Linear Model: Key Assumptions
Before we begin, let’s assume we want to use a linear regression model for our data, and keep in mind the key assumptions of a linear model:
- Linearity- our dependent and independent variables have a linear relationship
- Independence- the errors/residuals are independent
- Normality- the errors/residuals follow a normal distribution
- Equality of variances- the errors/residuals have generally equal variances/follow the same pattern
Example: Relationship between Age and Survival
Let’s take a simple example and check out survival based on age. The ‘Survived’ column is 0 for didn’t survive and 1 for did survive, and the age column is the passengers’ ages. We are wondering whether we can find a relationship between the age of the passenger and whether or not they survived. Here’s a scatter plot:
Notice how the points form two separate lines. If we think about what the ‘Survived’ variable is, it makes sense that we have two separate lines of points, as ‘Survived’ can only be either 0 or 1. How would we even place a line of best fit?
There isn’t an area that makes sense for a line to best describe the data we have. Referring back to the key assumptions, we can already cross off the linearity assumption: for X and Y to have a linear relationship, a change in 1 unit of X implies a change in Y. Our data doesn’t act in this condition, as one distinct age could be either of the Y values. While this data already doesn’t qualify for a linear model, we can confirm this by looking at the residuals.
import seaborn as sns
sns.residplot(x='Age',y='Survived', data=titanic)
Note- the residplot function above is extremely useful for determining whether or not a linear model can be used. You can check out the residuals without even having to fit the data to a linear regression model (function does that).
Clearly, we cannot say that the residuals follow a normal distribution. Why? A simple check is to observe the shape: a normal distribution is that of a bell curve, and we have parallel lines here. Two out of the four key assumptions do not apply to our data, and therefore, means we cannot use linear regression. Since we’ve proved this, moving forward we can just rule out linear regression for data where the dependent variable, ‘Survived’ in our case, has binary values.
Genearlized Linear Models
Before I go into why logistic regression is ideal for this scenario, I need to quickly discuss a Generalized Linear Model (GLM). There are three main characteristics of a GLM:
- Linear Component- relationship between X and y
- Link Component- transformation of linear regression line
- Random Component- error distribution
Linear Component
Instead of requiring a linear relationship between X and Y (linear regression), the standards are a bit more lax for a GLM–this is because we have a relationship between X and Y that isn’t linear, but we want to generalize this relationship into a linear relationship.
With respect to logistic regression, what is the linear component? Here is a little diagram showing how we take the log function and substitute in the equation of a line (linear equation). Basically, what’s happening is that the -t exponent in the denominator is replaced with the linear fcn, t. So the exponent becomes the right hand side of the linear equation:
Link Component
How do we get our link component?

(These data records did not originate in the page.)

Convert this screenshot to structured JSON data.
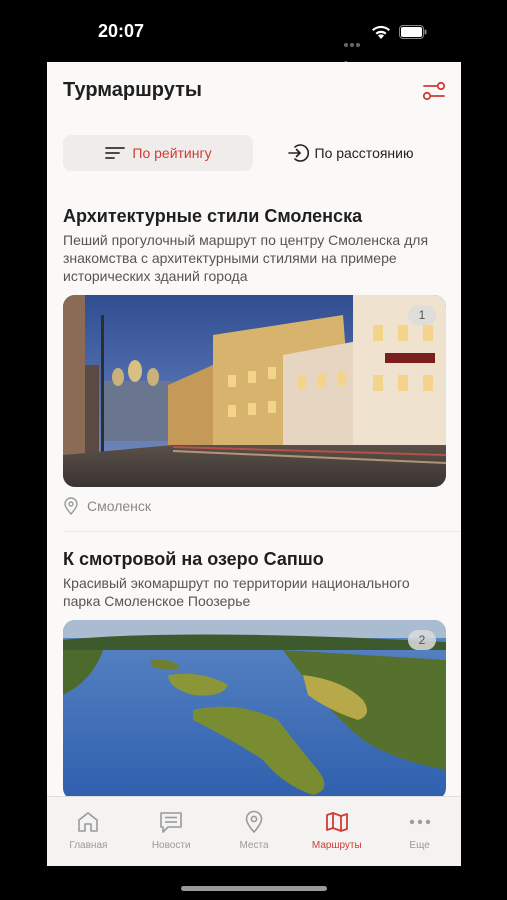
{
  "status": {
    "time": "20:07"
  },
  "header": {
    "title": "Турмаршруты"
  },
  "sort": {
    "rating_label": "По рейтингу",
    "distance_label": "По расстоянию",
    "active": "rating"
  },
  "routes": [
    {
      "title": "Архитектурные стили Смоленска",
      "description": "Пеший прогулочный маршрут по центру Смоленска для знакомства с архитектурными стилями на примере исторических зданий города",
      "rank": "1",
      "location": "Смоленск"
    },
    {
      "title": "К смотровой на озеро Сапшо",
      "description": "Красивый экомаршрут по территории национального парка Смоленское Поозерье",
      "rank": "2"
    }
  ],
  "tabs": [
    {
      "label": "Главная",
      "icon": "home-icon"
    },
    {
      "label": "Новости",
      "icon": "news-icon"
    },
    {
      "label": "Места",
      "icon": "map-pin-icon"
    },
    {
      "label": "Маршруты",
      "icon": "map-icon"
    },
    {
      "label": "Еще",
      "icon": "more-icon"
    }
  ],
  "colors": {
    "accent": "#d33a35",
    "background": "#fbf9f7"
  }
}
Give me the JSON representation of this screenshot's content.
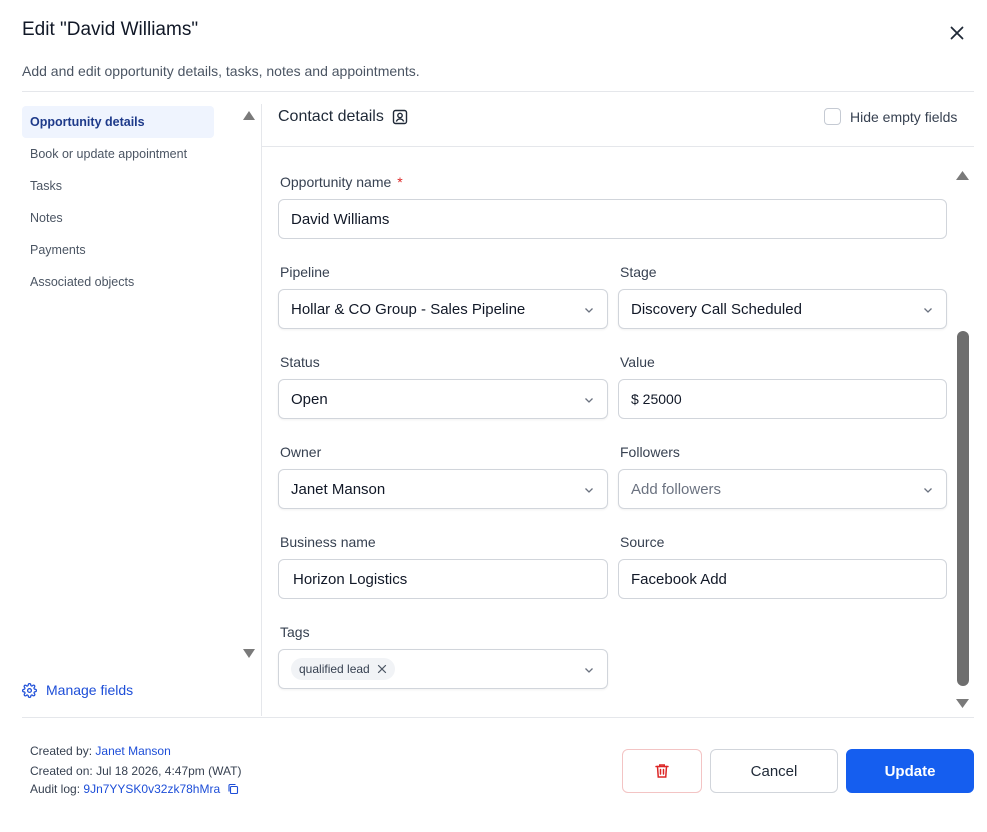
{
  "header": {
    "title": "Edit \"David Williams\"",
    "subtitle": "Add and edit opportunity details, tasks, notes and appointments."
  },
  "sidebar": {
    "items": [
      {
        "label": "Opportunity details",
        "active": true
      },
      {
        "label": "Book or update appointment"
      },
      {
        "label": "Tasks"
      },
      {
        "label": "Notes"
      },
      {
        "label": "Payments"
      },
      {
        "label": "Associated objects"
      }
    ],
    "manage_fields": "Manage fields"
  },
  "contact": {
    "heading": "Contact details",
    "hide_empty_label": "Hide empty fields"
  },
  "form": {
    "opportunity_name": {
      "label": "Opportunity name",
      "required_mark": "*",
      "value": "David Williams"
    },
    "pipeline": {
      "label": "Pipeline",
      "value": "Hollar & CO Group - Sales Pipeline"
    },
    "stage": {
      "label": "Stage",
      "value": "Discovery Call Scheduled"
    },
    "status": {
      "label": "Status",
      "value": "Open"
    },
    "value": {
      "label": "Value",
      "value": "$ 25000"
    },
    "owner": {
      "label": "Owner",
      "value": "Janet Manson"
    },
    "followers": {
      "label": "Followers",
      "placeholder": "Add followers"
    },
    "business_name": {
      "label": "Business name",
      "value": "Horizon Logistics"
    },
    "source": {
      "label": "Source",
      "value": "Facebook Add"
    },
    "tags": {
      "label": "Tags",
      "items": [
        "qualified lead"
      ]
    }
  },
  "footer": {
    "created_by_label": "Created by:",
    "created_by": "Janet Manson",
    "created_on_label": "Created on:",
    "created_on": "Jul 18 2026, 4:47pm (WAT)",
    "audit_log_label": "Audit log:",
    "audit_log": "9Jn7YYSK0v32zk78hMra",
    "cancel_label": "Cancel",
    "update_label": "Update"
  },
  "colors": {
    "primary": "#155eef",
    "danger": "#dc2626",
    "link": "#1d4ed8"
  }
}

This link component links our linear component back to linear regression, and is called the logit. The logit is the inverse of the logistic function above.
The second line here is simply specifying what we are taking the natural log of in the logit equation on the first line.
In this function, the betas are the coefficients, the log of the odds ratios. The exponentials are the odds ratios, or p/(1-p).
Check out the logit in comparison to a linear regression line:
Random Component
This is simply saying that the errors must be random, and Logistic Regression satisfies this as it has a binomial distribution.
Logistic Regression
Model Characteristics
- Generalized linear model
- Binary, mutually exclusive dependent variable
- Independent variables can be either categorical or numerical
- Models the probability that y = 1 given x values
Key Model Assumptions
- The independent variables are independent of one another
- The observations are independent of one another
- There is no measurement error in our observations
- The independent variables are linearly related to the log=odds that Y = 1
Final Details
Now for the main topic of this post: Logistic regression. Logistic regression is a non-linear model that requires a binary, mutually exclusive dependent variable. This can be either categorical or numerical. It takes a transformation of the linear equations (y=mx+b) to be able to Logistic regression is used to model the probability that our dependent variable is either 0 or 1. Additionally, instead of using the model to predict the value of the dependent variable based on our independent variable, logistic regression models predict the probability that our dependent variable will be 1. For all of these reasons, we can see how different the linear and logistic regression models are.
A bit more about the fit– we call our fit the logit (explained above), which you can compare to the best line of fit for a linear regression model. Our logit does not actually hit values 0 or 1, but approaches them closely. Another interpretation of this is that probability values fall between 0 and 1.